- Companies with a CFO on the board of another company have 21% fewer financial report misstatements than other companies, according to research by Sarfraz Khan, an associate professor of accounting at the University of Louisiana at Lafayette.
- Only about 7% of CFOs sit on boards of other companies, which Khan believes reflects a concern over the time and energy required by board members, especially CFOs. They’re likely to sit on the audit committee, which is one of the most demanding and time-consuming committees a company has.
- But the demand on their time has a payoff. "Outside directorships connect CFOs to other executives and directors who can be sources of counsel and insight," says Khan, and "by serving on external audit committees, CFOs gain greater accounting-related expertise."
Khan studied data involving 3,741 firms over a 12-year period. In an average year, about 8% of CFOs served as directors of outside firms.
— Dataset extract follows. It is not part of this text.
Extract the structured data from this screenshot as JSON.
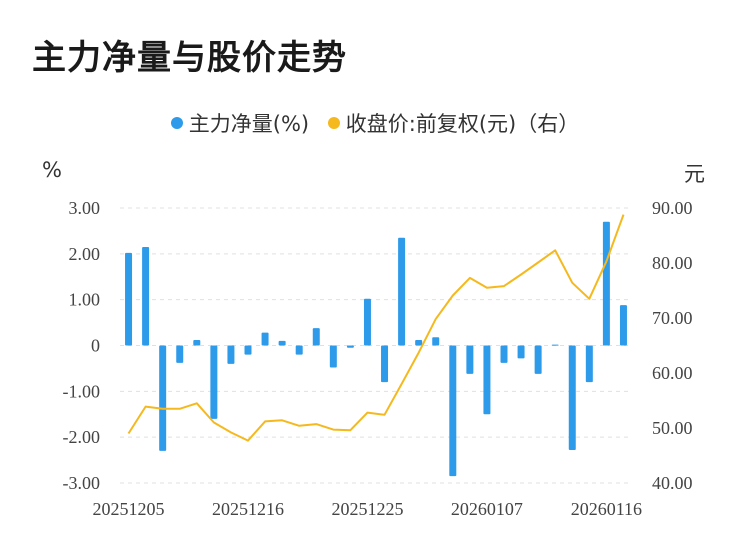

On average, 14% of companies — but only 11% of the firms whose CFOs served as outside directors — issued restatements of prior misreportings.
Khan attributes the better results to the perspective CFOs gain when working on other companies’ financial issues.
"CFOs interact with other directors, thus enriching their own knowledge and experience beyond what they can learn at their home firm," he says. "[They] can gain problem-solving expertise … to better discharge their fiduciary responsibilities and resolve issues at the source firm."
In designing the study, Khan corrected for the possibility that CFOs with better managerial skills are the ones recruited for outside board positions.
The study appeared in the December issue of Accounting Horizons, published by the American Accounting Association.